How is it that fictional characters made of words typed on paper become real in a reader's mind? How does that alchemy happen? I'm always surprised each time it happens for me - when I realize that I have fully accepted a character I'm reading, that I've made that little leap of faith that allows me not to question the artifice that is fiction but to surrender to the invention. I know that fiction is not "real", that the characters I'm reading don't exist. But they have become real for me, and so are as real as my dreams are, as real as my thoughts.

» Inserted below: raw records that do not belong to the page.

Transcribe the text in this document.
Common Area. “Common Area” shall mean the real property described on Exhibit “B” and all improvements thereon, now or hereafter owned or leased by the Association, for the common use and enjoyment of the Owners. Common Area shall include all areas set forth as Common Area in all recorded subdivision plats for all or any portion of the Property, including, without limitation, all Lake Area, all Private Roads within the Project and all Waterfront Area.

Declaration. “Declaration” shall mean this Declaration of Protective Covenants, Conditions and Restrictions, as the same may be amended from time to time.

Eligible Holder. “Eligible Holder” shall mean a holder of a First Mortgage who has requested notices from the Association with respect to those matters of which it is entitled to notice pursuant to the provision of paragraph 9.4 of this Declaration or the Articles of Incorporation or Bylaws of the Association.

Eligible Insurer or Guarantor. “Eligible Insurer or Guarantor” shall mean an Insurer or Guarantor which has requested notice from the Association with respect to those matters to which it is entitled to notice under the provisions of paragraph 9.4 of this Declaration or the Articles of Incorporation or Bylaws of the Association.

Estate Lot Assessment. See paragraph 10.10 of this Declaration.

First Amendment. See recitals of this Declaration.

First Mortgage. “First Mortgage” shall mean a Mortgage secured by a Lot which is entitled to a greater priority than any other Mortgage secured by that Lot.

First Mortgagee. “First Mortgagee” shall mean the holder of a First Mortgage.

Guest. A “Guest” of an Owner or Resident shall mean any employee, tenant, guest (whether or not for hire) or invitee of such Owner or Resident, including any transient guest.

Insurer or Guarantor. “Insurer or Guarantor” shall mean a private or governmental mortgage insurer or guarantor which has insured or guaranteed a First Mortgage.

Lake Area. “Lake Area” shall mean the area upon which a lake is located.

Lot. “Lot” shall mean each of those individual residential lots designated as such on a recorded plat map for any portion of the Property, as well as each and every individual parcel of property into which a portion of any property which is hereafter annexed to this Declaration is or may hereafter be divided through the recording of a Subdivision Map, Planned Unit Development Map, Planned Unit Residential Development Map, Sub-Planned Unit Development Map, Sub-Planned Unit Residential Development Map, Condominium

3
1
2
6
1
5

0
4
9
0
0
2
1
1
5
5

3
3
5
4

It's hard for me to put into words how I work to convey character because, as I'm sure is true for many writers, the process of working is such a subconscious and associative one. Things just sort of "happen." Characters feel like they arrive on the page. But they don't simply arrive, they are arrived at, even if the journey towards them happens unconsciously, while you're asleep or driving in your car or thinking about a grocery list. I think about creating character much the same way I think about getting to know a person. At first, I might seize on some superficial information to try to get a grasp on who a person is - the way he wears his hair, the way she smokes her cigarette. I listen to speech, I listen for accents, I look a the lines on someone's face and try to guess at his age. There's a scar? I think, what's that about? I'm just grasping for things to hold on to as I begin to formulate an idea of who this new person is. Then, if I get to know the person better, I also get more information - personal history, emotional responses to given situations. I experience how that person behaves, how they respond in certain situations. And the more information I get, the more I reformulate my understanding of who this person might be.

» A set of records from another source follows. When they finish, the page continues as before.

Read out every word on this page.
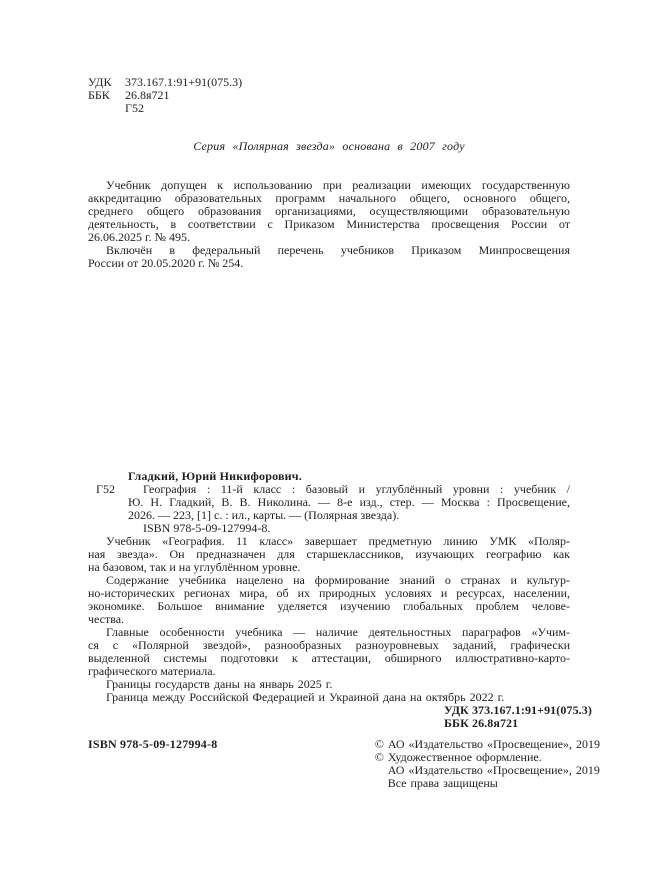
УДК	373.167.1:91+91(075.3)
ББК	26.8я721
Г52
Серия «Полярная звезда» основана в 2007 году
Учебник допущен к использованию при реализации имеющих государственную
аккредитацию образовательных программ начального общего, основного общего,
среднего общего образования организациями, осуществляющими образовательную
деятельность, в соответствии с Приказом Министерства просвещения России от
26.06.2025 г. № 495.
Включён в федеральный перечень учебников Приказом Минпросвещения
России от 20.05.2020 г. № 254.
Г52
Гладкий, Юрий Никифорович.
География : 11-й класс : базовый и углублённый уровни : учебник /
Ю. Н. Гладкий, В. В. Николина. — 8-е изд., стер. — Москва : Просвещение,
2026. — 223, [1] с. : ил., карты. — (Полярная звезда).
ISBN 978-5-09-127994-8.
Учебник «География. 11 класс» завершает предметную линию УМК «Поляр-
ная звезда». Он предназначен для старшеклассников, изучающих географию как
на базовом, так и на углублённом уровне.
Содержание учебника нацелено на формирование знаний о странах и культур-
но-исторических регионах мира, об их природных условиях и ресурсах, населении,
экономике. Большое внимание уделяется изучению глобальных проблем челове-
чества.
Главные особенности учебника — наличие деятельностных параграфов «Учим-
ся с «Полярной звездой», разнообразных разноуровневых заданий, графически
выделенной системы подготовки к аттестации, обширного иллюстративно-карто-
графического материала.
Границы государств даны на январь 2025 г.
Граница между Российской Федерацией и Украиной дана на октябрь 2022 г.
УДК 373.167.1:91+91(075.3)
ББК 26.8я721
ISBN 978-5-09-127994-8	© АО «Издательство «Просвещение», 2019
© Художественное оформление.
АО «Издательство «Просвещение», 2019
Все права защищены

It's the same with a character in a story. I start off with a tiny shred of a thing about a character - the texture of her hair, the way she walks across a street, a sense in my mind of how her voice might sound. Then I start writing scenes and I give her words to say. Sometimes the words feel wrong to me and I know that this is not what she would say and so I'm beginning to eliminate possible ways she might be. And when I give her words that feel right, I get a sense of her attitude, of what she wants to reveal about herself, what she's hiding, what she knows and doesn't know about the world.

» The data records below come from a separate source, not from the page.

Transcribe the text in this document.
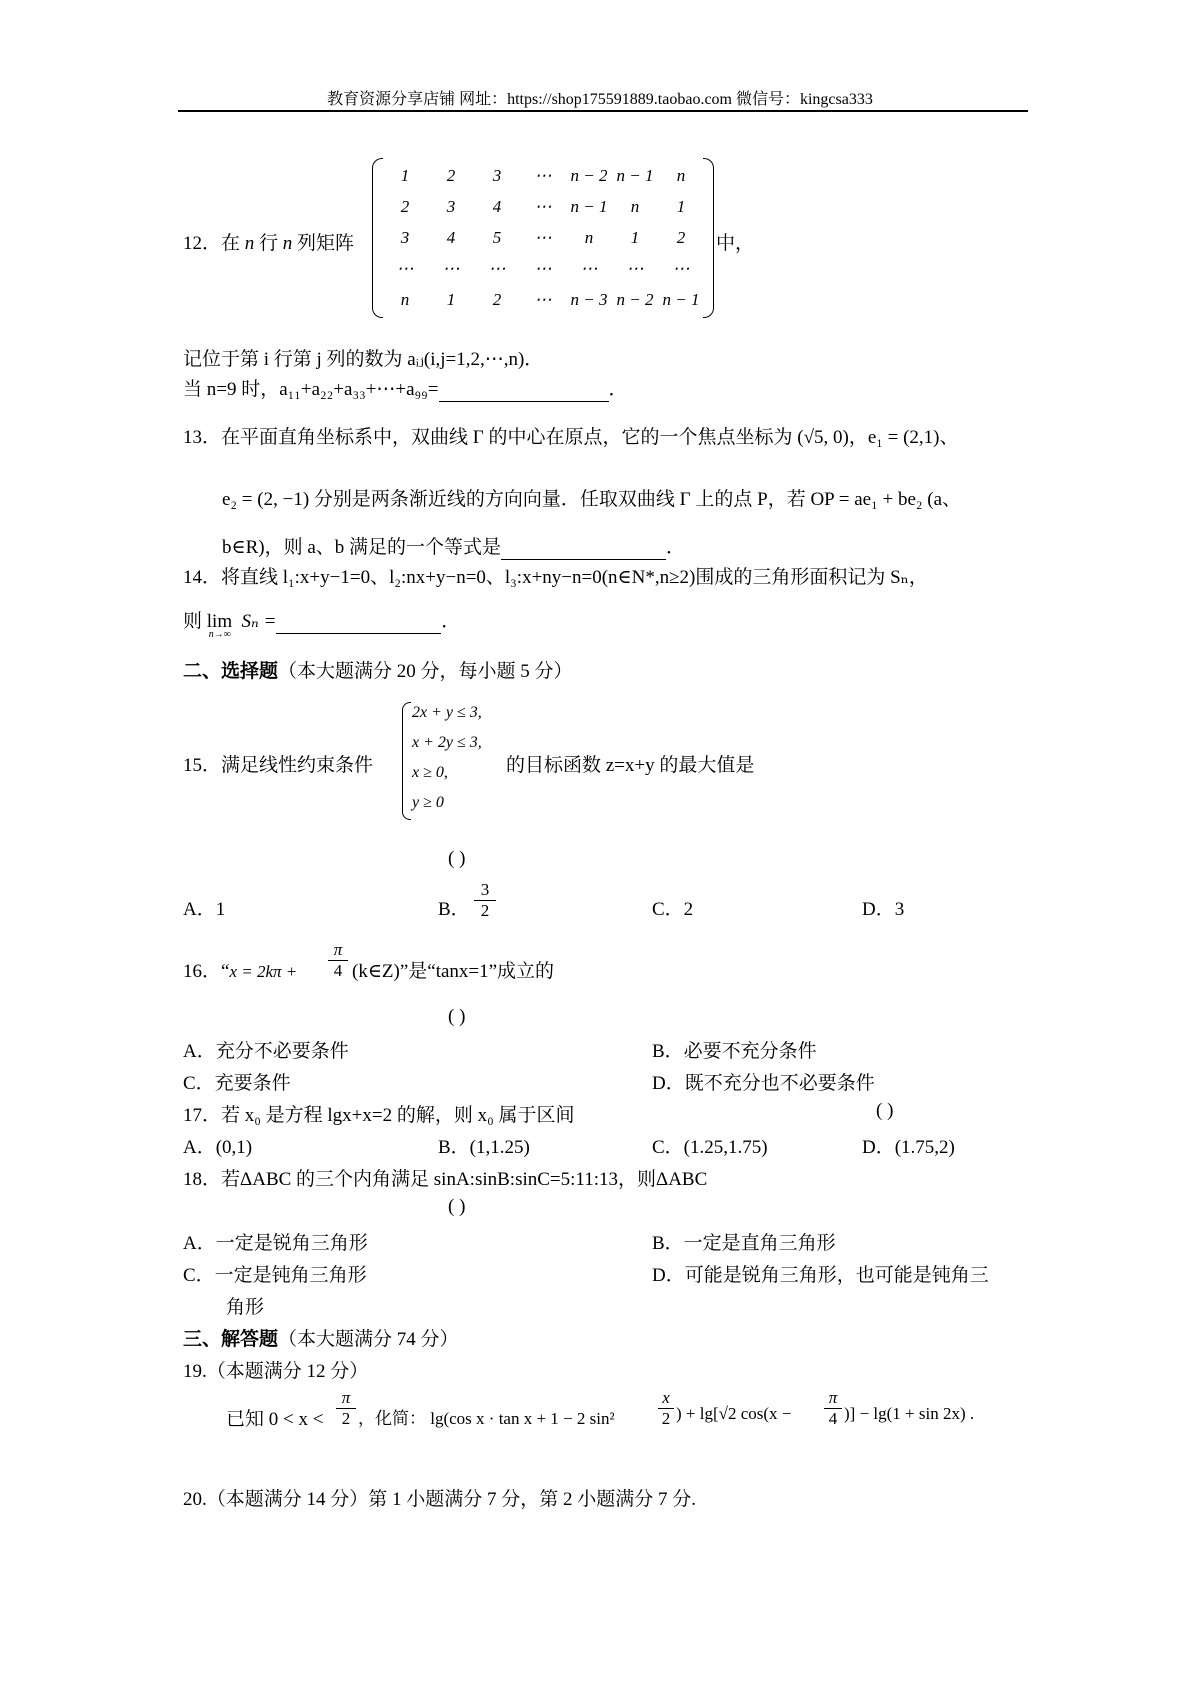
教育资源分享店铺 网址：https://shop175591889.taobao.com 微信号：kingcsa333
12．在 n 行 n 列矩阵
1	2	3	⋯	n − 2	n − 1	n
2	3	4	⋯	n − 1	n	1
3	4	5	⋯	n	1	2
⋯	⋯	⋯	⋯	⋯	⋯	⋯
n	1	2	⋯	n − 3	n − 2	n − 1
中，
记位于第 i 行第 j 列的数为 aᵢⱼ(i,j=1,2,⋯,n)．
当 n=9 时，a₁₁+a₂₂+a₃₃+⋯+a₉₉=	．
13．在平面直角坐标系中，双曲线 Γ 的中心在原点，它的一个焦点坐标为 (√5, 0)，e₁ = (2,1)、
e₂ = (2, −1) 分别是两条渐近线的方向向量．任取双曲线 Γ 上的点 P，若 OP = ae₁ + be₂ (a、
b∈R)，则 a、b 满足的一个等式是	．
14．将直线 l₁:x+y−1=0、l₂:nx+y−n=0、l₃:x+ny−n=0(n∈N*,n≥2)围成的三角形面积记为 Sₙ，
则 lim
n→∞
Sₙ =	．
二、选择题（本大题满分 20 分，每小题 5 分）
15．满足线性约束条件
2x + y ≤ 3,
x + 2y ≤ 3,
x ≥ 0,
y ≥ 0
的目标函数 z=x+y 的最大值是
( )
A．1	B．
3
2	C．2	D．3
16．“x = 2kπ +
π
4 (k∈Z)”是“tanx=1”成立的
( )
A．充分不必要条件	B．必要不充分条件
C．充要条件	D．既不充分也不必要条件
17．若 x₀ 是方程 lgx+x=2 的解，则 x₀ 属于区间	( )
A．(0,1)	B．(1,1.25)	C．(1.25,1.75)	D．(1.75,2)
18．若ΔABC 的三个内角满足 sinA:sinB:sinC=5:11:13，则ΔABC
( )
A．一定是锐角三角形	B．一定是直角三角形
C．一定是钝角三角形	D．可能是锐角三角形，也可能是钝角三
角形
三、解答题（本大题满分 74 分）
19.（本题满分 12 分）
已知 0 < x <
π
2 ，化简： lg(cos x · tan x + 1 − 2 sin²
x
2 ) + lg[√2 cos(x −
π
4 )] − lg(1 + sin 2x) .
20.（本题满分 14 分）第 1 小题满分 7 分，第 2 小题满分 7 分.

It's an old trope that action is character. In some ways I agree with this, in that one of the sharpest ways to convey who a person is is to see how they respond to a situation. So, I throw action in the way of my character. I create problems for her that she has to work her way out of. What's maybe not true about the trope is that there is always the possibility that a person is acting uncharacteristically, that something has provoked her to behave in a way that is unnatural to her. And then when this is explored, character is revealed in yet another way.
The thing I always try to remind myself of is that people don't really know themselves perfectly, and that much of how we perceive of our own characters has to do with a certain mythology that we have created about ourselves and where we stand in the world. So I think about this as I construct a character, that there is no perfect "truth", no absolute definition of a person. And I remember that a person is only as she is perceived by another, and so, once again, there is a level of ambiguity.
Once I'm besetting my character with all sorts of problems and situations she has to behave in, I begin to focus on the tiny things. The way she moves her hands around a cup, the way she might feel about the rain, the way her skin might feel when she's standing next to another person. All these tiny details, the real existential experiences of her every moment, are, I think what finally drives a character home for a reader. The idea is to be as specific as possible, to realize that one person's taste of salt differs from another, that it might engender specific associations that tell us about who she is. Every single detail I use gives me a chance to create resonance, to engage with a character's history, with her emotional state, with her expectations. So I choose the particular details to focus on that will convey the most, that will round her out and make her flesh.
On another note:
Today is the official publication date of my new collection of stories, ALONE WITH YOU. In honor of this, I decided to find out the answer to a question I've always had but never bothered to explore: Why are books published on Tuesdays? Is this some quaint holdover from the late 19th Century when ladies and gentlemen did their book buying on that day of the week? Does it have to do with some ancient printing press schedule? Alas, no. Turns out the reason is rather more prosaic. This is what my publicist told me: "It has to do with how sales are counted toward bestseller lists. Sales are counted Mon-Sun, so we want to be sure books are on the shelves by Tuesday to make sales count for the week."
So, there you go.
Do you ever define characters primarily in relation to other characters, rather than to themselves?
Posted by: Niall | April 13, 2010 at 02:56 PM
Yes.
Posted by: Serge Shoebottom | April 13, 2010 at 03:59 PM
Where is Part One?
Posted by: Jeffrey Paparoa Holman | April 14, 2010 at 01:30 AM
Just as characters are "arrived at" when they are written, so, I think, they are when they are read. As readers we approach a character knowing he or she is not real, but we are willing to invest in believing the character to be real. We approach the character with as much active imagination and willingness as the writer did.
Posted by: Paul Lamb | April 14, 2010 at 04:57 AM
On the subject of character, Olive Kitteridge is one of the strongest I've read, which probably sounds like a cliche since so many have. Less mentioned is "Six Stories" by Salinger, reread after years, the satire, still biting and funny.